Cemevlerinin iç çalışmalarının polis engeliyle karşı karşıya olduğunun da altını çizen Karabudak “Üyelerimizle bir etkinlik yapmayı kararlaştırdığımızda aynı gün bir polis ablukasına alınıyoruz. Güvenlik şube Cemevinin önüne, çevresine onlarca polis yığarak etkinliğimizi sabote etmenin yanında bir de bizi kriminalize ediyor. Biz bu duruma tepki gösterdiğimizde ise bize ‘sizin güvenliğinizi sağlıyoruz’ gerekçesi sunuluyor. Oysa biz bu gerekçeye inanmayacak kadar tecrübeliyiz” dedi.

ALEVİLER HİÇBİR ZAMAN İTAAT ETMEDİ

Devletin kolluk gücüyle bu kadar baskısının altında Alevi toplumunun tarih boyunca boyun eğmeyen, devletle iş birliği yapmayan tutumlarının olduğunu hatırlatan Karabudak, şunları söyledi: “Makbul Alevi olursan hiçbir sorun yok. Tüm devletin neyi varsa sunuyorlar Eğer makbul değilsen seni yanında tutamıyorsa, sana söz geçiremiyorsa diğer şekilde saldırmaya başlıyor yani. Bir şekilde müdahale etmeye çalışıyor.”

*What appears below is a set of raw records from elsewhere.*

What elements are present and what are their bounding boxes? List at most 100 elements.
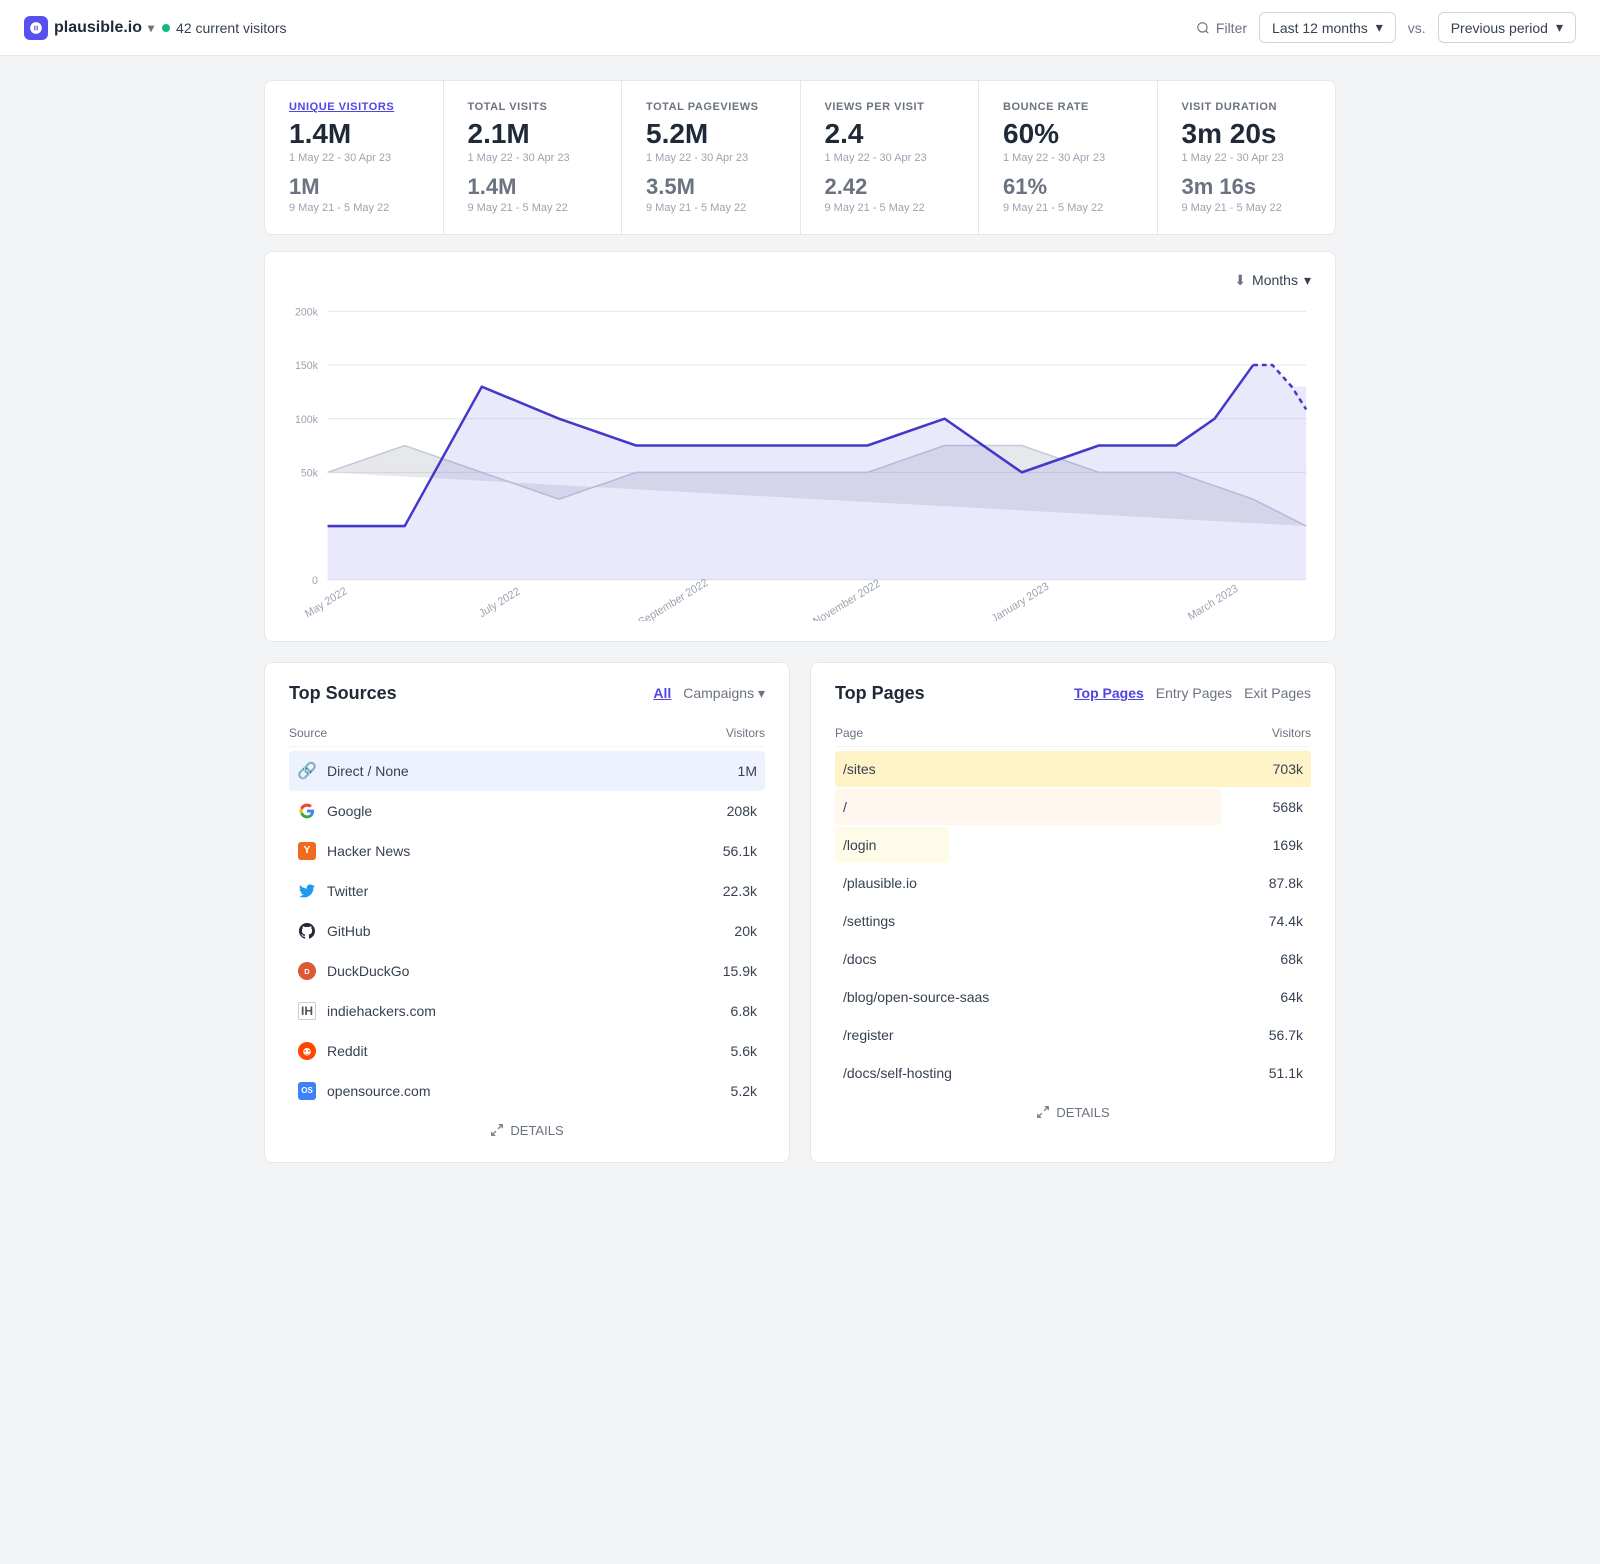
top-sources-header: Top Sources All Campaigns ▾	[289, 683, 765, 704]
source-icon-1	[297, 801, 317, 821]
page-visitors: 51.1k	[1269, 1065, 1303, 1081]
download-icon[interactable]: ⬇	[1234, 272, 1246, 289]
stats-row: UNIQUE VISITORS 1.4M 1 May 22 - 30 Apr 2…	[264, 80, 1336, 235]
svg-text:January 2023: January 2023	[990, 580, 1051, 621]
svg-text:March 2023: March 2023	[1186, 582, 1240, 621]
source-row[interactable]: Y Hacker News 56.1k	[289, 831, 765, 871]
stat-label-2: TOTAL PAGEVIEWS	[646, 101, 776, 113]
pages-details-button[interactable]: DETAILS	[835, 1093, 1311, 1124]
page-row[interactable]: /blog/open-source-saas 64k	[835, 979, 1311, 1015]
chart-area: 200k 150k 100k 50k 0 May 2022 July 2022 …	[289, 301, 1311, 621]
top-pages-header: Top Pages Top Pages Entry Pages Exit Pag…	[835, 683, 1311, 704]
stat-prev-4: 61%	[1003, 174, 1133, 200]
stat-value-0: 1.4M	[289, 119, 419, 150]
stat-bounce-rate[interactable]: BOUNCE RATE 60% 1 May 22 - 30 Apr 23 61%…	[979, 81, 1158, 234]
stat-unique-visitors[interactable]: UNIQUE VISITORS 1.4M 1 May 22 - 30 Apr 2…	[265, 81, 444, 234]
page-name: /register	[843, 1027, 894, 1043]
source-name: Twitter	[327, 883, 368, 899]
sources-table-header: Source Visitors	[289, 720, 765, 747]
source-visitors: 5.6k	[731, 1043, 757, 1059]
source-name: GitHub	[327, 923, 371, 939]
page-row[interactable]: /docs 68k	[835, 941, 1311, 977]
page-row[interactable]: /settings 74.4k	[835, 903, 1311, 939]
col-pages-visitors-label: Visitors	[1272, 726, 1311, 740]
prev-period-selector[interactable]: Previous period ▾	[1438, 12, 1576, 43]
stat-prev-1: 1.4M	[468, 174, 598, 200]
source-visitors: 1M	[738, 763, 757, 779]
months-button[interactable]: ⬇ Months ▾	[1234, 272, 1311, 289]
header-left: plausible.io ▾ 42 current visitors	[24, 16, 287, 40]
source-visitors: 15.9k	[723, 963, 757, 979]
stat-total-visits[interactable]: TOTAL VISITS 2.1M 1 May 22 - 30 Apr 23 1…	[444, 81, 623, 234]
link-icon: 🔗	[297, 761, 317, 781]
visitors-count: 42 current visitors	[176, 20, 286, 36]
source-row[interactable]: GitHub 20k	[289, 911, 765, 951]
source-icon-0: 🔗	[297, 761, 317, 781]
tab-top-pages[interactable]: Top Pages	[1074, 685, 1144, 701]
tab-exit-pages[interactable]: Exit Pages	[1244, 685, 1311, 701]
page-visitors: 64k	[1280, 989, 1303, 1005]
source-row[interactable]: IH indiehackers.com 6.8k	[289, 991, 765, 1031]
source-visitors: 56.1k	[723, 843, 757, 859]
stat-date-4: 1 May 22 - 30 Apr 23	[1003, 152, 1133, 164]
stat-value-1: 2.1M	[468, 119, 598, 150]
page-visitors: 703k	[1273, 761, 1303, 777]
source-visitors: 20k	[734, 923, 757, 939]
page-row[interactable]: /plausible.io 87.8k	[835, 865, 1311, 901]
stat-date-5: 1 May 22 - 30 Apr 23	[1182, 152, 1312, 164]
stat-prev-date-1: 9 May 21 - 5 May 22	[468, 202, 598, 214]
source-icon-2: Y	[297, 841, 317, 861]
page-name: /docs	[843, 951, 876, 967]
stat-label-1: TOTAL VISITS	[468, 101, 598, 113]
top-pages-panel: Top Pages Top Pages Entry Pages Exit Pag…	[810, 662, 1336, 1163]
source-row-left: Google	[297, 801, 372, 821]
chart-svg: 200k 150k 100k 50k 0 May 2022 July 2022 …	[289, 301, 1311, 621]
top-sources-title: Top Sources	[289, 683, 397, 704]
months-chevron: ▾	[1304, 272, 1311, 289]
opensource-icon: OS	[298, 1082, 316, 1100]
stat-total-pageviews[interactable]: TOTAL PAGEVIEWS 5.2M 1 May 22 - 30 Apr 2…	[622, 81, 801, 234]
source-row[interactable]: D DuckDuckGo 15.9k	[289, 951, 765, 991]
stat-prev-date-2: 9 May 21 - 5 May 22	[646, 202, 776, 214]
duckduckgo-icon: D	[298, 962, 316, 980]
page-name: /plausible.io	[843, 875, 917, 891]
sources-details-button[interactable]: DETAILS	[289, 1111, 765, 1142]
stat-prev-date-0: 9 May 21 - 5 May 22	[289, 202, 419, 214]
page-row-container: / 568k	[835, 789, 1311, 825]
stat-value-3: 2.4	[825, 119, 955, 150]
col-source-label: Source	[289, 726, 327, 740]
logo-chevron[interactable]: ▾	[148, 21, 154, 35]
source-row[interactable]: OS opensource.com 5.2k	[289, 1071, 765, 1111]
top-sources-tabs: All Campaigns ▾	[653, 685, 765, 702]
page-row[interactable]: /sites 703k	[835, 751, 1311, 787]
source-row[interactable]: 🔗 Direct / None 1M	[289, 751, 765, 791]
source-row[interactable]: Reddit 5.6k	[289, 1031, 765, 1071]
stat-value-2: 5.2M	[646, 119, 776, 150]
filter-button[interactable]: Filter	[1196, 20, 1247, 36]
source-icon-8: OS	[297, 1081, 317, 1101]
logo[interactable]: plausible.io ▾	[24, 16, 154, 40]
source-icon-6: IH	[297, 1001, 317, 1021]
page-row[interactable]: /login 169k	[835, 827, 1311, 863]
page-row-container: /docs/self-hosting 51.1k	[835, 1055, 1311, 1091]
source-row[interactable]: Twitter 22.3k	[289, 871, 765, 911]
bottom-panels: Top Sources All Campaigns ▾ Source Visit…	[264, 662, 1336, 1163]
vs-label: vs.	[1408, 20, 1426, 36]
source-row-left: Twitter	[297, 881, 368, 901]
main-content: UNIQUE VISITORS 1.4M 1 May 22 - 30 Apr 2…	[240, 56, 1360, 1187]
source-row-left: Reddit	[297, 1041, 367, 1061]
period-label: Last 12 months	[1272, 20, 1368, 36]
svg-text:100k: 100k	[295, 413, 318, 425]
page-row[interactable]: /docs/self-hosting 51.1k	[835, 1055, 1311, 1091]
tab-all[interactable]: All	[653, 685, 671, 701]
source-row[interactable]: Google 208k	[289, 791, 765, 831]
header: plausible.io ▾ 42 current visitors Filte…	[0, 0, 1600, 56]
page-row[interactable]: /register 56.7k	[835, 1017, 1311, 1053]
stat-views-per-visit[interactable]: VIEWS PER VISIT 2.4 1 May 22 - 30 Apr 23…	[801, 81, 980, 234]
page-row[interactable]: / 568k	[835, 789, 1311, 825]
stat-date-1: 1 May 22 - 30 Apr 23	[468, 152, 598, 164]
tab-campaigns[interactable]: Campaigns ▾	[683, 685, 765, 702]
stat-visit-duration[interactable]: VISIT DURATION 3m 20s 1 May 22 - 30 Apr …	[1158, 81, 1336, 234]
period-selector[interactable]: Last 12 months ▾	[1259, 12, 1396, 43]
tab-entry-pages[interactable]: Entry Pages	[1156, 685, 1232, 701]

Son 21 yıldır AKP iktidarının, İçişleri Bakanlığı eliyle İslam’ın içinde bir Alevilik oluşturma gayreti içinde olduğunun altını çizen Karabudak, “Devlet yerellerde yardım, destek adı altında Cemevlerine girmeye çalışıyor. Özellikle de bu tutumda CHP belediyeleri başat rol oynuyor. Demokratik bir anayasayla Aleviler, tüm inançlar, dinler bir şekilde kendilerini ifade etmelidir. Eğer bütçeden bir pay ayrılacaksa eşit şekilde olmalıdır. Ya da devlet tüm inançları, dinleri aynı mesafede olmalıdır” diye konuştu.

DİYANET DEVLETİN KİRLİ İŞLERİNİ MEŞRULAŞTIRAN KURUMDUR

Diyanet İşleri Başkanlığının Alevi toplumu için büyük bir tehlike yarattığına dikkat çeken Mustafa Karabudak, konuşmasını şu sözlerle sonlandırdı: “Diyanet büyük asimilasyon politikalarının üretildiği devletin kirli savaş taktiklerini, o kirli savaşını meşrulaştıran, yayan bir kurumdur. Türkiye’de Diyanet inanç dışında her şeyle ilgilenmektedir. Kimi yerde işgalleri meşrulaştırmak ve tabana yaymak, kimi yerlerde de sadece iktidarın söylemleri doğrultusunda çalışan bir yapıdır. Diyanet İşleri Başkanlığı lağvedilerek tüm inançlara eşit mesafede duran bir kurum oluşturulmalıdır.

Cemevlerinin statüsünün tanınması, eşit yurttaşlık, ana dilde eğitim, ana dilde inanç i sadece Aleviler değil, bu ülkede yaşayan tüm halklar, inançlar, tüm renkler kendi inancı inandığı gibi ve inancıyla yaşamalıdır. Bütün bu beklentilerin ve risklerin giderilmesinin yolu demokratik bir anayasadan geçmektedir. Alevi toplumunun Vali‘den, Kaymakam’dan, İçişleri Bakanlığı’ndan beklediği bir şey yoktur. Aleviler rıza toplumudur. Rızasız lokmayı kabul etmemelidir. Hiçbir kurumun yardımına ihtiyacı yoktur ve rızasız istişaresiz hiçbir dayatmayı da yasayı da kabul etmemektedir. Alevi toplumunun beklentisi tüm halkların inançlarını bir arada yaşadığı ötekisinin olmadığı bir ülke temennimizdir.”